The NZD/USD pair recovers some lost ground around 0.5955 after retracing to near 0.5850 during the early Asian session on Tuesday. The softer US Dollar (USD) broadly provides some support to the pair. The risk sentiment might influence the markets amid concerns over the likelihood that the US economy might tip into recession.
Data released on Monday revealed that the US ISM Service Purchasing Managers Index (PMI) surprised to the upside and returned to the expansion zone, rising to 51.4 in July from 48.8 in June. This figure came in better than the estimation of 51.0. However, the S&P Global Composite PMI was worse than expected, declining to 54.3 in July versus 55 prior. A series of disappointing US economic data fuelled the fear of a looming US recession, which triggered the sell-off across the financial markets.
The Federal Reserve (Fed) kept interest rates at 5.25% to 5.5% after its July meeting last week. Traders are now raising bets on emergency rate cuts. JPMorgan chief economist Michael Feroli noted that there is a "strong case to act before the next scheduled policy meeting on September 17-18. The markets are now pricing in nearly 85% chance that the Fed will cut the rate by 50 basis points (bps) in September, up from only 11.5% last week, according to the CME FedWatch Tool. This, in turn, exerts some selling pressure on the Greenback broadly and creates a tailwind for the NZD/USD pair.
On the Kiwi front, BNZ analysts said that while they see the first Official Cash Rate (OCR) cut by the Reserve Bank of New Zealand (RBNZ) in November, they reiterated that they wouldn’t rule out an earlier start to OCR cuts, including at the Bank’s August meeting, which they see as live.
Traders will monitor the release of the Chinese July Consumer Price Index (CPI) on Friday for fresh impetus, which is estimated to show an increase of 0.4% YoY in July. The weaker-than-expected reading or any signs of an economic slowdown in China could undermine the Kiwi as China is a major trading partner of New Zealand.

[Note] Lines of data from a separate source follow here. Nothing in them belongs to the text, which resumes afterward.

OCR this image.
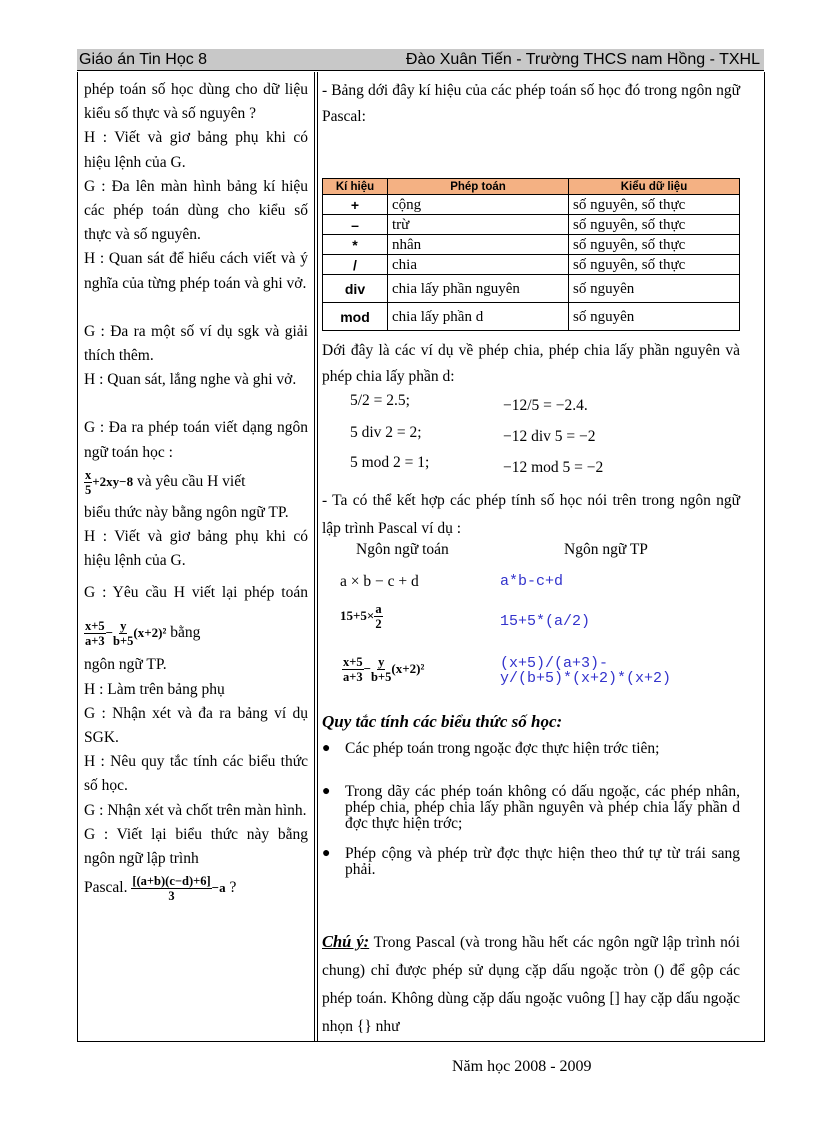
Giáo án Tin Học 8	Đào Xuân Tiến - Trường THCS nam Hồng - TXHL

phép toán số học dùng cho dữ liệu kiểu số thực và số nguyên ?

H : Viết và giơ bảng phụ khi có hiệu lệnh của G.

G : Đa lên màn hình bảng kí hiệu các phép toán dùng cho kiểu số thực và số nguyên.

H : Quan sát để hiểu cách viết và ý nghĩa của từng phép toán và ghi vở.

G : Đa ra một số ví dụ sgk và giải thích thêm.

H : Quan sát, lắng nghe và ghi vở.

G : Đa ra phép toán viết dạng ngôn ngữ toán học :

$\frac{x}{5} +2xy-8$ và yêu cầu H viết

biểu thức này bằng ngôn ngữ TP.

H : Viết và giơ bảng phụ khi có hiệu lệnh của G.

G : Yêu cầu H viết lại phép toán
$\frac{x+5}{a+3} - \frac{y}{b+5} (x+2)^2$ bằng

ngôn ngữ TP.

H : Làm trên bảng phụ

G : Nhận xét và đa ra bảng ví dụ SGK.

H : Nêu quy tắc tính các biểu thức số học.

G : Nhận xét và chốt trên màn hình.

G : Viết lại biểu thức này bằng ngôn ngữ lập trình

Pascal. $\frac{[(a+b)(c-d)+6]}{3} -a$ ?

- Bảng dới đây kí hiệu của các phép toán số học đó trong ngôn ngữ Pascal:

Kí hiệu	Phép toán	Kiểu dữ liệu
+	cộng	số nguyên, số thực
–	trừ	số nguyên, số thực
*	nhân	số nguyên, số thực
/	chia	số nguyên, số thực
div	chia lấy phần nguyên	số nguyên
mod	chia lấy phần d	số nguyên

Dới đây là các ví dụ về phép chia, phép chia lấy phần nguyên và phép chia lấy phần d:

5/2 = 2.5;	−12/5 = −2.4.
5 div 2 = 2;	−12 div 5 = −2
5 mod 2 = 1;	−12 mod 5 = −2

- Ta có thể kết hợp các phép tính số học nói trên trong ngôn ngữ lập trình Pascal ví dụ :

Ngôn ngữ toán	Ngôn ngữ TP
a × b − c + d	a*b-c+d
$15+5\times \frac{a}{2}$	15+5*(a/2)
$\frac{x+5}{a+3} - \frac{y}{b+5} (x+2)^2$	(x+5)/(a+3)-
y/(b+5)*(x+2)*(x+2)
Quy tắc tính các biểu thức số học:
● Các phép toán trong ngoặc đợc thực hiện trớc tiên;
● Trong dãy các phép toán không có dấu ngoặc, các phép nhân, phép chia, phép chia lấy phần nguyên và phép chia lấy phần d đợc thực hiện trớc;
● Phép cộng và phép trừ đợc thực hiện theo thứ tự từ trái sang phải.
Chú ý: Trong Pascal (và trong hầu hết các ngôn ngữ lập trình nói chung) chỉ được phép sử dụng cặp dấu ngoặc tròn () để gộp các phép toán. Không dùng cặp dấu ngoặc vuông [] hay cặp dấu ngoặc nhọn {} như
Năm học 2008 - 2009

The New Zealand Dollar (NZD), also known as the Kiwi, is a well-known traded currency among investors. Its value is broadly determined by the health of the New Zealand economy and the country’s central bank policy. Still, there are some unique particularities that also can make NZD move. The performance of the Chinese economy tends to move the Kiwi because China is New Zealand’s biggest trading partner. Bad news for the Chinese economy likely means less New Zealand exports to the country, hitting the economy and thus its currency. Another factor moving NZD is dairy prices as the dairy industry is New Zealand’s main export. High dairy prices boost export income, contributing positively to the economy and thus to the NZD.
The Reserve Bank of New Zealand (RBNZ) aims to achieve and maintain an inflation rate between 1% and 3% over the medium term, with a focus to keep it near the 2% mid-point. To this end, the bank sets an appropriate level of interest rates. When inflation is too high, the RBNZ will increase interest rates to cool the economy, but the move will also make bond yields higher, increasing investors’ appeal to invest in the country and thus boosting NZD. On the contrary, lower interest rates tend to weaken NZD. The so-called rate differential, or how rates in New Zealand are or are expected to be compared to the ones set by the US Federal Reserve, can also play a key role in moving the NZD/USD pair.
Macroeconomic data releases in New Zealand are key to assess the state of the economy and can impact the New Zealand Dollar’s (NZD) valuation. A strong economy, based on high economic growth, low unemployment and high confidence is good for NZD. High economic growth attracts foreign investment and may encourage the Reserve Bank of New Zealand to increase interest rates, if this economic strength comes together with elevated inflation. Conversely, if economic data is weak, NZD is likely to depreciate.
The New Zealand Dollar (NZD) tends to strengthen during risk-on periods, or when investors perceive that broader market risks are low and are optimistic about growth. This tends to lead to a more favorable outlook for commodities and so-called ‘commodity currencies’ such as the Kiwi. Conversely, NZD tends to weaken at times of market turbulence or economic uncertainty as investors tend to sell higher-risk assets and flee to the more-stable safe havens.